Freeland and her counterpart, U.S. Trade Representative Robert Lighthizer, left the bargaining table Friday without a deal following two weeks of what Freeland described as intense, but productive, negotiations.

The trip to the U.S. capital is expected to be short. Freeland's scheduled to attend the Liberals' caucus retreat Wednesday in Saskatoon and it is unclear whether she will return to Washington late in the week.

Ottawa and Washington are trying to reach an agreement that could be submitted to the U.S. Congress by month's end. A deal would see Canada join a preliminary trade agreement the Trump administration struck last month with Mexico.

The two sides have so far been unable to break through an impasse over, among other issues, U.S. access to the Canadian dairy market, a cultural exemption for Canada and the Chapter 19 dispute resolution mechanism.

The 24-year-old NAFTA, which also includes Mexico and is integral to the continent's economy, has been under renegotiation for 13 months.

The top players, Freeland and Lighthizer, were away from the bargaining table Monday, but negotiators continued their search for common ground on a NAFTA 2.0.

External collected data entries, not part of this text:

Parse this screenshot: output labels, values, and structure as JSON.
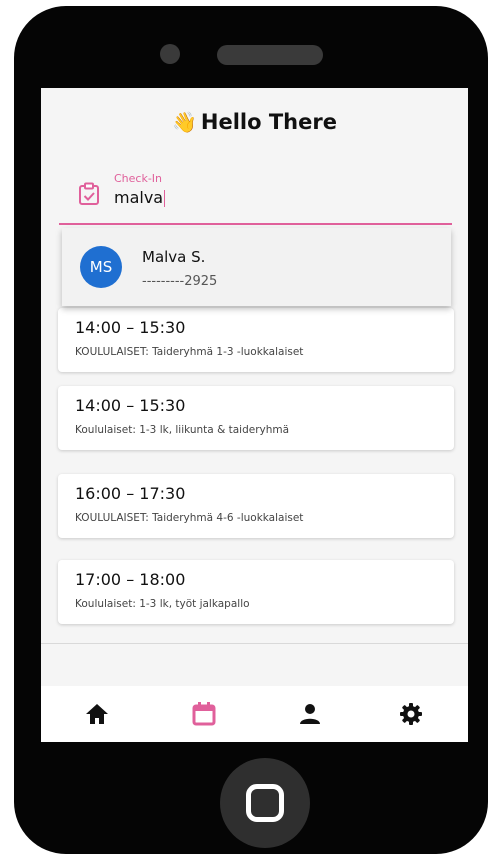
{
  "header": {
    "emoji": "👋",
    "title": "Hello There"
  },
  "checkin": {
    "label": "Check-In",
    "value": "malva",
    "icon": "clipboard-check-icon"
  },
  "suggestion": {
    "initials": "MS",
    "name": "Malva S.",
    "phone": "---------2925"
  },
  "sessions": [
    {
      "time": "14:00 – 15:30",
      "description": "KOULULAISET: Taideryhmä 1-3 -luokkalaiset"
    },
    {
      "time": "14:00 – 15:30",
      "description": "Koululaiset: 1-3 lk, liikunta & taideryhmä"
    },
    {
      "time": "16:00 – 17:30",
      "description": "KOULULAISET: Taideryhmä 4-6 -luokkalaiset"
    },
    {
      "time": "17:00 – 18:00",
      "description": "Koululaiset: 1-3 lk, työt jalkapallo"
    }
  ],
  "nav": [
    {
      "icon": "home-icon",
      "active": false
    },
    {
      "icon": "calendar-icon",
      "active": true
    },
    {
      "icon": "person-icon",
      "active": false
    },
    {
      "icon": "gear-icon",
      "active": false
    }
  ],
  "colors": {
    "accent": "#e0609b",
    "avatar": "#1f6fd1",
    "frame": "#050505"
  }
}
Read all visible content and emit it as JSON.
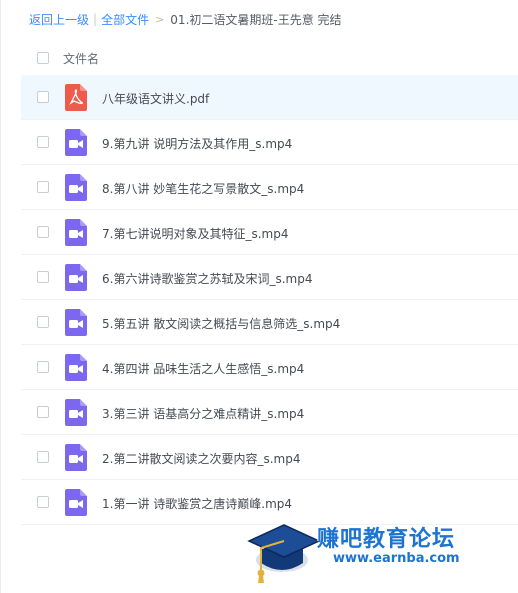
{
  "breadcrumb": {
    "back": "返回上一级",
    "separator": "|",
    "all_files": "全部文件",
    "arrow": ">",
    "current": "01.初二语文暑期班-王先意 完结"
  },
  "list_header": {
    "filename_label": "文件名"
  },
  "files": [
    {
      "name": "八年级语文讲义.pdf",
      "icon": "pdf-icon"
    },
    {
      "name": "9.第九讲 说明方法及其作用_s.mp4",
      "icon": "video-icon"
    },
    {
      "name": "8.第八讲 妙笔生花之写景散文_s.mp4",
      "icon": "video-icon"
    },
    {
      "name": "7.第七讲说明对象及其特征_s.mp4",
      "icon": "video-icon"
    },
    {
      "name": "6.第六讲诗歌鉴赏之苏轼及宋词_s.mp4",
      "icon": "video-icon"
    },
    {
      "name": "5.第五讲 散文阅读之概括与信息筛选_s.mp4",
      "icon": "video-icon"
    },
    {
      "name": "4.第四讲 品味生活之人生感悟_s.mp4",
      "icon": "video-icon"
    },
    {
      "name": "3.第三讲 语基高分之难点精讲_s.mp4",
      "icon": "video-icon"
    },
    {
      "name": "2.第二讲散文阅读之次要内容_s.mp4",
      "icon": "video-icon"
    },
    {
      "name": "1.第一讲 诗歌鉴赏之唐诗巅峰.mp4",
      "icon": "video-icon"
    }
  ],
  "watermark": {
    "brand": "赚吧教育论坛",
    "url": "www.earnba.com"
  },
  "colors": {
    "link": "#3b8cff",
    "pdf_icon": "#f05a4a",
    "video_icon": "#7b68ee",
    "row_highlight": "#f0f8ff",
    "watermark": "#1d73d0"
  }
}
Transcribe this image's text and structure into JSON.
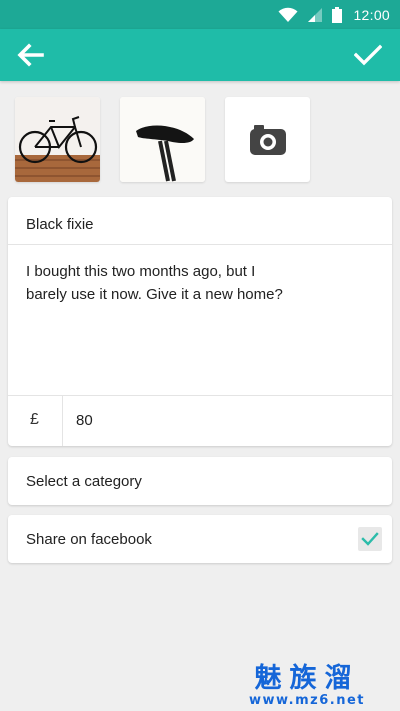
{
  "status_bar": {
    "time": "12:00"
  },
  "header": {
    "back_icon": "arrow-left-icon",
    "confirm_icon": "checkmark-icon"
  },
  "photos": [
    {
      "name": "bicycle-photo"
    },
    {
      "name": "saddle-photo"
    },
    {
      "name": "add-photo",
      "icon": "camera-icon"
    }
  ],
  "listing": {
    "title": "Black fixie",
    "description_line1": "I bought this two months ago, but I",
    "description_line2": "barely use it now. Give it a new home?",
    "currency": "£",
    "price": "80"
  },
  "category": {
    "label": "Select a category"
  },
  "facebook": {
    "label": "Share on facebook",
    "checked": true
  },
  "watermark": {
    "chinese": "魅族溜",
    "url": "www.mz6.net"
  },
  "colors": {
    "status_bar": "#1da996",
    "app_bar": "#1fbca8",
    "check": "#2cbcaa",
    "background": "#efefef"
  }
}
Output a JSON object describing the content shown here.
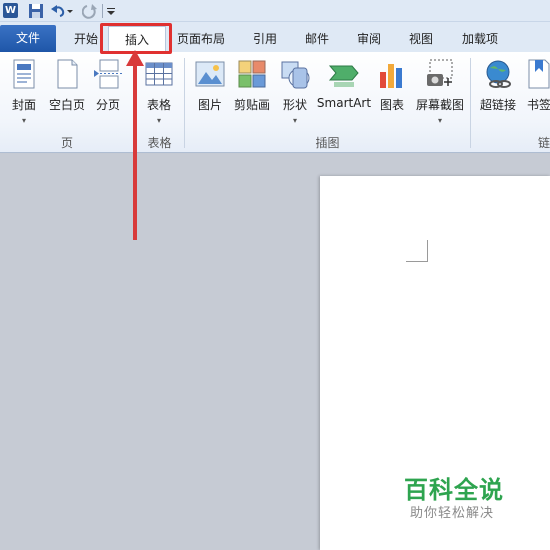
{
  "qat": {
    "logo": "W",
    "icons": [
      "word-logo-icon",
      "save-icon",
      "undo-icon",
      "redo-icon",
      "customize-icon"
    ]
  },
  "tabs": [
    {
      "label": "文件",
      "kind": "file"
    },
    {
      "label": "开始"
    },
    {
      "label": "插入",
      "active": true
    },
    {
      "label": "页面布局"
    },
    {
      "label": "引用"
    },
    {
      "label": "邮件"
    },
    {
      "label": "审阅"
    },
    {
      "label": "视图"
    },
    {
      "label": "加载项"
    }
  ],
  "ribbon": {
    "buttons": {
      "cover": "封面",
      "blank_page": "空白页",
      "page_break": "分页",
      "table": "表格",
      "picture": "图片",
      "clipart": "剪贴画",
      "shapes": "形状",
      "smartart": "SmartArt",
      "chart": "图表",
      "screenshot": "屏幕截图",
      "hyperlink": "超链接",
      "bookmark": "书签"
    },
    "dropdown_glyph": "▾",
    "groups": {
      "pages": "页",
      "tables": "表格",
      "illustrations": "插图",
      "links": "链接"
    }
  },
  "watermark": {
    "title": "百科全说",
    "subtitle": "助你轻松解决"
  },
  "colors": {
    "accent": "#1f56a8",
    "highlight": "#e03030",
    "watermark": "#2ea44f"
  }
}
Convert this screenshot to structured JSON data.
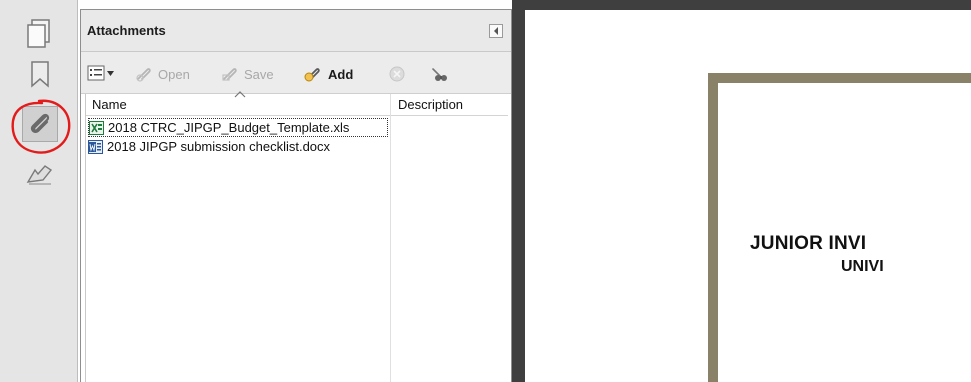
{
  "panel": {
    "title": "Attachments"
  },
  "toolbar": {
    "open_label": "Open",
    "save_label": "Save",
    "add_label": "Add"
  },
  "table": {
    "columns": {
      "name": "Name",
      "description": "Description"
    },
    "rows": [
      {
        "name": "2018 CTRC_JIPGP_Budget_Template.xls",
        "type": "excel"
      },
      {
        "name": "2018 JIPGP submission checklist.docx",
        "type": "word"
      }
    ]
  },
  "document": {
    "line1": "JUNIOR INVI",
    "line2": "UNIVI"
  },
  "colors": {
    "frame": "#8a8268",
    "annotation": "#e31b1b",
    "dark_bg": "#3f3f3f"
  }
}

Freeland appeared at a women's summit Monday in Toronto, while Lighthizer was overseas to meet with European Union Trade Commissioner Cecilia Malmstrom.

After emerging from her meeting with Lighthizer on Friday, Freeland said the negotiations had entered a "very intense" phase during which officials have been meeting "24-7." Freeland said she would meet with Lighthizer when negotiators found issues that needed to be elevated to the ministerial level.

She's declined to discuss specifics about the talks and has said she and Lighthizer have an agreement to refrain from negotiating in public.

Prime Minister Justin Trudeau has said Canada could be willing to be flexible on dairy. But Larry Kudlow, the director of U.S. President Donald Trump's National Economic Council, suggested Friday that Canada isn't offering enough.

Trump added a layer of urgency to the negotiations late last month after announcing his deal with Mexico. His announcement came with an ultimatum for Canada -- join the U.S.-Mexico pact or suffer the consequences of punishing American tariffs on the auto sector.

He also warned that the U.S. and Mexico would move forward bilaterally without Canada.